Healthy eating is important at any age. Giving the body the right nutrients and maintaining a healthy weight can help one stay active and independent. Older patients with chronic conditions such as diabetes, heart disease, or stomach problems, however, must be very deliberate about their nutrition and dietary planning. Diet plays a vital role in the effectiveness of medications, physical therapy, and mental health.
Malnutrition is due to under nutrition, nutrient deficiencies or imbalances. Unfortunately, for a variety of reasons many older adults are not eating as well as they should, which can lead to poor nutrition or malnutrition, easily being mistaken as a disease or illness. Nearly 3.5 million older adults are malnourished. Healthcare providers should be aware of signs of malnutrition such as loss of appetite, weight loss/gain, general malaise or lack of overall interest in health and wellness.

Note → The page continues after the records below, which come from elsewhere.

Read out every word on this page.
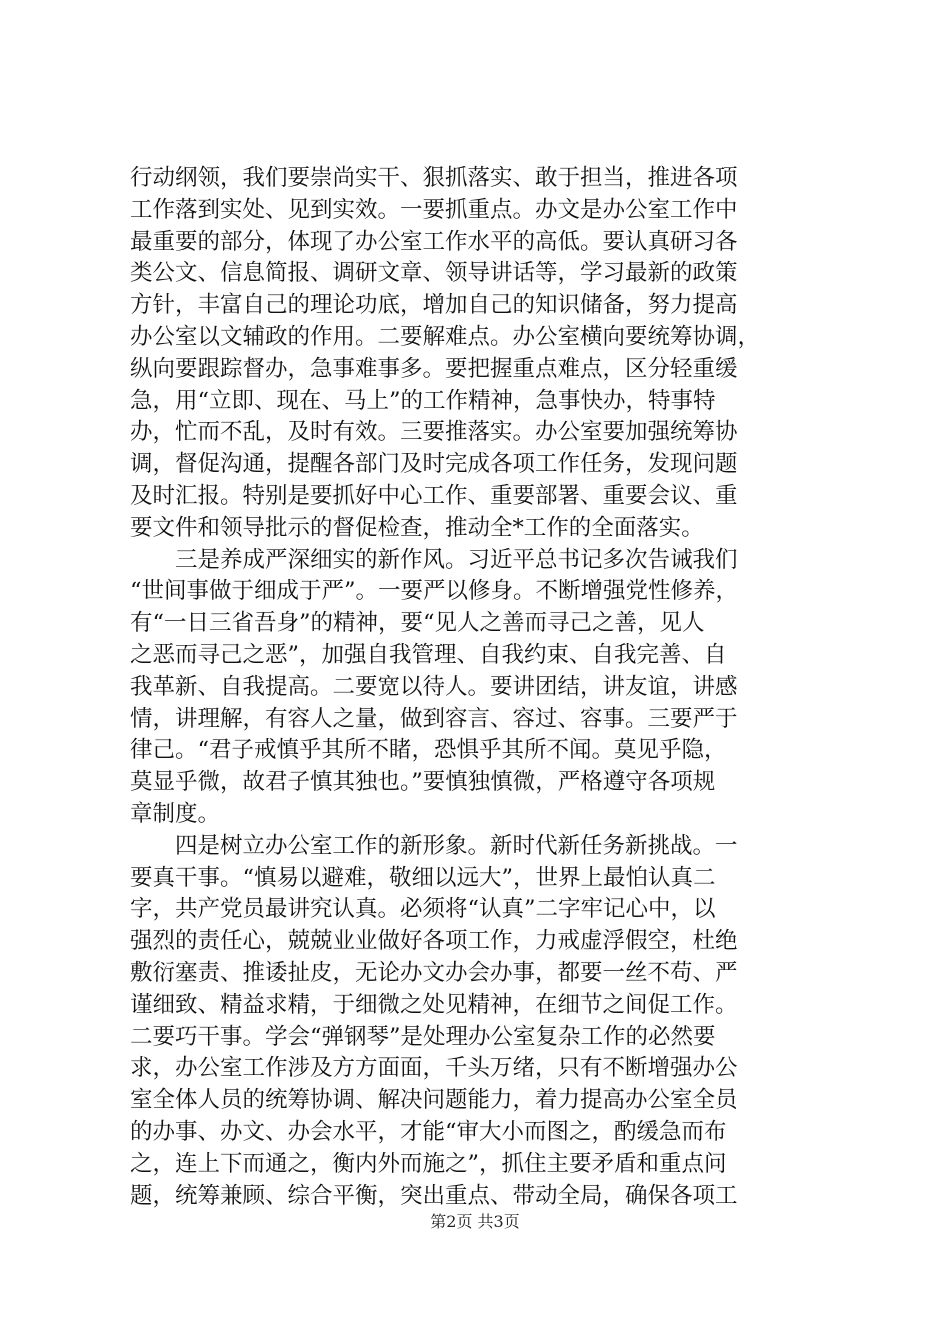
行动纲领，我们要崇尚实干、狠抓落实、敢于担当，推进各项
工作落到实处、见到实效。一要抓重点。办文是办公室工作中
最重要的部分，体现了办公室工作水平的高低。要认真研习各
类公文、信息简报、调研文章、领导讲话等，学习最新的政策
方针，丰富自己的理论功底，增加自己的知识储备，努力提高
办公室以文辅政的作用。二要解难点。办公室横向要统筹协调，
纵向要跟踪督办，急事难事多。要把握重点难点，区分轻重缓
急，用“立即、现在、马上”的工作精神，急事快办，特事特
办，忙而不乱，及时有效。三要推落实。办公室要加强统筹协
调，督促沟通，提醒各部门及时完成各项工作任务，发现问题
及时汇报。特别是要抓好中心工作、重要部署、重要会议、重
要文件和领导批示的督促检查，推动全*工作的全面落实。
　　三是养成严深细实的新作风。习近平总书记多次告诫我们
“世间事做于细成于严”。一要严以修身。不断增强党性修养，
有“一日三省吾身”的精神，要“见人之善而寻己之善，见人
之恶而寻己之恶”，加强自我管理、自我约束、自我完善、自
我革新、自我提高。二要宽以待人。要讲团结，讲友谊，讲感
情，讲理解，有容人之量，做到容言、容过、容事。三要严于
律己。“君子戒慎乎其所不睹，恐惧乎其所不闻。莫见乎隐，
莫显乎微，故君子慎其独也。”要慎独慎微，严格遵守各项规
章制度。
　　四是树立办公室工作的新形象。新时代新任务新挑战。一
要真干事。“慎易以避难，敬细以远大”，世界上最怕认真二
字，共产党员最讲究认真。必须将“认真”二字牢记心中，以
强烈的责任心，兢兢业业做好各项工作，力戒虚浮假空，杜绝
敷衍塞责、推诿扯皮，无论办文办会办事，都要一丝不苟、严
谨细致、精益求精，于细微之处见精神，在细节之间促工作。
二要巧干事。学会“弹钢琴”是处理办公室复杂工作的必然要
求，办公室工作涉及方方面面，千头万绪，只有不断增强办公
室全体人员的统筹协调、解决问题能力，着力提高办公室全员
的办事、办文、办会水平，才能“审大小而图之，酌缓急而布
之，连上下而通之，衡内外而施之”，抓住主要矛盾和重点问
题，统筹兼顾、综合平衡，突出重点、带动全局，确保各项工
第2页 共3页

The meaning and examples of healthy eating changes with aging as metabolism slows down and digestion of certain foods become more difficult. For example, older patients with cognitive impairment or trauma are especially at risk of malnutrition. Alzheimer or cancer patients may need more of certain nutrients. Other changes in body function may impact nutritional intake, such as dentition, or the makeup of a set of teeth (e.g. number of teeth, loss of teeth and/or ill-fitting dentures). Gastrointestinal changes such as chronic gastritis, delayed stomach emptying, constipation and bloating may lead to avoiding healthy foods, such a fruits, and vegetables.
With aging and managing chronic conditions it’s increasingly important to choose foods that provide the best nutritional value and that align with medical restrictions and therapies. Chronic Care Management (CCM) and Transitional Care Management (TCM) teams can conduct the right assessment of older patients informing healthcare providers of risks for malnutrition. Care Managers can work with older patients and their caregivers reminding them monthly of the importance of meeting dietary needs and adhering to any dietary restrictions.
Care Managers can help monitor weight loss/gain, remind patients to stay hydrated, and even discuss financial concerns that affect food purchasing. For example, many older patients may be eligible for food and nutritional assistance programs such as Supplemental Nutrition Assistance Program (SNAP) which can provide much-needed help buying food. Adults over 65 years old can receive $113 each month on average in SNAP benefits.
Nutritional needs change as we age. Some of this may be due to loss of a spouse or family member, diminished interest in cooking, concerns about eating alone or limited mobility affecting shopping and food access. Nursing facilities, or hospitals that do not ensure adequate nutrition may also pose a risk to older patients with chronic conditions. CCM and TCM Care Managers can support providers and patients alike in ensuring adequate nutrition necessary for health, vitality, and quality of life.